1Department of Dental Sciences, Narayana Dental College, Nellore, India.
Corresponding Author: Preetham kodimoole, Department of Dental Sciences, Narayana Dental College, Nellore, India, Tel: + 09901189035; E-mail: firstname.lastname@example.org
Received Date: 02 Mar 2017
Accepted Date: 02 Mar 2017
Published Date: 03 Mar 2017
Copyright © 2017 Kodimoole P
Citation: Kodimoole P. (2017). Harmful Impact of the Caffeine in the Oral Cavity. Mathews J Dentistry. 2(1): 014.
What is caffeine? This is a basic question which most probably everyone knows upto a certain extent.
Caffeine is a CNS stimulant. It is also known as a "double-edged sword". We all consume coffee, soda, energy drinks like red bull, which contains caffeine in considerable quantities. Caffeine is highly useful in small amounts, they are also used in the medicines too.
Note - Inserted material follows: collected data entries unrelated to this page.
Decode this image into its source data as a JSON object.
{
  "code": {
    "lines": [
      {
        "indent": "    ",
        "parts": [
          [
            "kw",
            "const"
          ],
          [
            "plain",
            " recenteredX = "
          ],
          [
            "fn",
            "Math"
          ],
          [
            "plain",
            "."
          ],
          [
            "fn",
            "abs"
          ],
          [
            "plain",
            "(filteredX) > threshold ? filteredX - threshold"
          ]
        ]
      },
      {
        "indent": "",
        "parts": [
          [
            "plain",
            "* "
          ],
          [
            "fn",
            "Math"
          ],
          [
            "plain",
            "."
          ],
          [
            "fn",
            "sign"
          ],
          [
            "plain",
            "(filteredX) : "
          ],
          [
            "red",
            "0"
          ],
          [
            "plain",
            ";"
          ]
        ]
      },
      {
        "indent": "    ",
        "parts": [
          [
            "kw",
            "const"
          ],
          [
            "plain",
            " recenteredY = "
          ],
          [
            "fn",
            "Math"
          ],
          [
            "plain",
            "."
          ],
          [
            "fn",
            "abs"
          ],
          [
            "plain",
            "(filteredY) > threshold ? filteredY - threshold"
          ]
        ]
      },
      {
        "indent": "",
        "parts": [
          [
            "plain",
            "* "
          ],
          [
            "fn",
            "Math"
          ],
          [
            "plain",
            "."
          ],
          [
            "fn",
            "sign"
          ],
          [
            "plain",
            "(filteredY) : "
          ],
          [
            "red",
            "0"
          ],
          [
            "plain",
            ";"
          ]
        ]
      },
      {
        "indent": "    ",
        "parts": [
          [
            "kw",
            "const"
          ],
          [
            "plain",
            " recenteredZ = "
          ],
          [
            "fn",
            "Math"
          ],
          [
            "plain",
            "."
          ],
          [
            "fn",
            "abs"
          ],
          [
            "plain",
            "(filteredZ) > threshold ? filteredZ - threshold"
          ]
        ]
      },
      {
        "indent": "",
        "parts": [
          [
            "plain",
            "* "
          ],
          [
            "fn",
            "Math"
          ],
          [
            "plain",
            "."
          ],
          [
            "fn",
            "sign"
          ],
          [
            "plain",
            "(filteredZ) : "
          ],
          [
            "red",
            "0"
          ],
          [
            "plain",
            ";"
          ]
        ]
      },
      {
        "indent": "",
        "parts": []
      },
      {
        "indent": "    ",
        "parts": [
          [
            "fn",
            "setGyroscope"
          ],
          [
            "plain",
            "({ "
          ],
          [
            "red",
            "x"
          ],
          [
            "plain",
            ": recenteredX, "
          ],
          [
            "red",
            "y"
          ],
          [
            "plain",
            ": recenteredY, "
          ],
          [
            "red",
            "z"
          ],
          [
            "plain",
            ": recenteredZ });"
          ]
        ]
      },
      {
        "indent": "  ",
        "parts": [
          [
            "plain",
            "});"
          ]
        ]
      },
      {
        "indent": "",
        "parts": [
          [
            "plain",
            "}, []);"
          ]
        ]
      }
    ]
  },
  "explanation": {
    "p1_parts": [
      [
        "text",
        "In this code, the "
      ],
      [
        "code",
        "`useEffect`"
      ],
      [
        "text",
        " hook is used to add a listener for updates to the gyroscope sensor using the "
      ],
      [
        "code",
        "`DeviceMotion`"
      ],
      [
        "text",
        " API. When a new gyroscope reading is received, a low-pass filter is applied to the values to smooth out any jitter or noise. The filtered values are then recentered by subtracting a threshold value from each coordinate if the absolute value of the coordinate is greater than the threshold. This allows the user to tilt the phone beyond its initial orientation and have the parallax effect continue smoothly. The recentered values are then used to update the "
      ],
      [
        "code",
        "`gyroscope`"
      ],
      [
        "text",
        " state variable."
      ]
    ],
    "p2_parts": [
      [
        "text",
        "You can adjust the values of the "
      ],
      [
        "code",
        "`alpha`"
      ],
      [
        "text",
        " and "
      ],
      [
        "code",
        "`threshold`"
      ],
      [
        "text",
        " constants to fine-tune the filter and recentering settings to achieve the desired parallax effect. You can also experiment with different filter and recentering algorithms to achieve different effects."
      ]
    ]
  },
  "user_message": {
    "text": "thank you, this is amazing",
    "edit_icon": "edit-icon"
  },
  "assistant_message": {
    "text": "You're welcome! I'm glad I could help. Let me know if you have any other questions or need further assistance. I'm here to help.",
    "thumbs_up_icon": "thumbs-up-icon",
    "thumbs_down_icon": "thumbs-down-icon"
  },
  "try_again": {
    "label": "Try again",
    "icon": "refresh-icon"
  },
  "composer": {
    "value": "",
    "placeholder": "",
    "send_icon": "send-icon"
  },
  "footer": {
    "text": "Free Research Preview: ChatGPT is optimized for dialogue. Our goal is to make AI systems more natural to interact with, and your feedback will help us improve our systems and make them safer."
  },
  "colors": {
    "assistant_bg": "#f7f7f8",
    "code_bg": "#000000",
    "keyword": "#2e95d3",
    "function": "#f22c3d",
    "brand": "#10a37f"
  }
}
Moderate amount is considered safe. Now being a dentist I want to focus particularly in the impact of the caffeine to the oral cavity. Knowing this it will help the readers to restrict how much caffeine we can consume each day.
Usually the high amount of intakes in caffeine can leave stains behind your teeth.  Larger amounts of coffee, tea, soda can certainly cause the teeth yellowish in colour or slightly brownish stains between the tooth as well as in the surface. The amount of reduction in the consumption can help further staining and the damage of the teeth. It is recommended that people use the straw to consume the liquids which are high in caffeine.
As the enamel wears off our teeth is vulnerable because of the damage. Large amounts of caffeine results in the degradation and the decaying of the enamel in the teeth. It will increase the enamel in thinning and allowing the under layer to appear, which results in the discolouration of tooth and tooth sensitivity. The lesser the amount of the caffeine consumed, more the teeth remains healthy. Drinking through the straw is the basic solution.
Heavy intakes of caffeine is also associated with the stress. Consuming before the bed time is not advised. Teeth clenching can lead to the jaw pain as well as the tooth pain.
Other side effects
The topic may appear as silly, but it has a certain long term implications. Although the caffeine provides the refreshment, it is certainly bad for the teeth and the oral cavity. This article is certainly meant to create the awareness which is indirectly related to our daily consumption in day to day life. The depressing in the amount of caffeine consumption will definitely prevent the dental caries and diseases like teeth sensitivity. It is the duty of the certain dentists and the hygienists to educate and create the awareness in the society. Especially it will do a lot of good for children as well, where they may be the chances of amelogenesis and the destruction of the enamel in the developmental stage itself.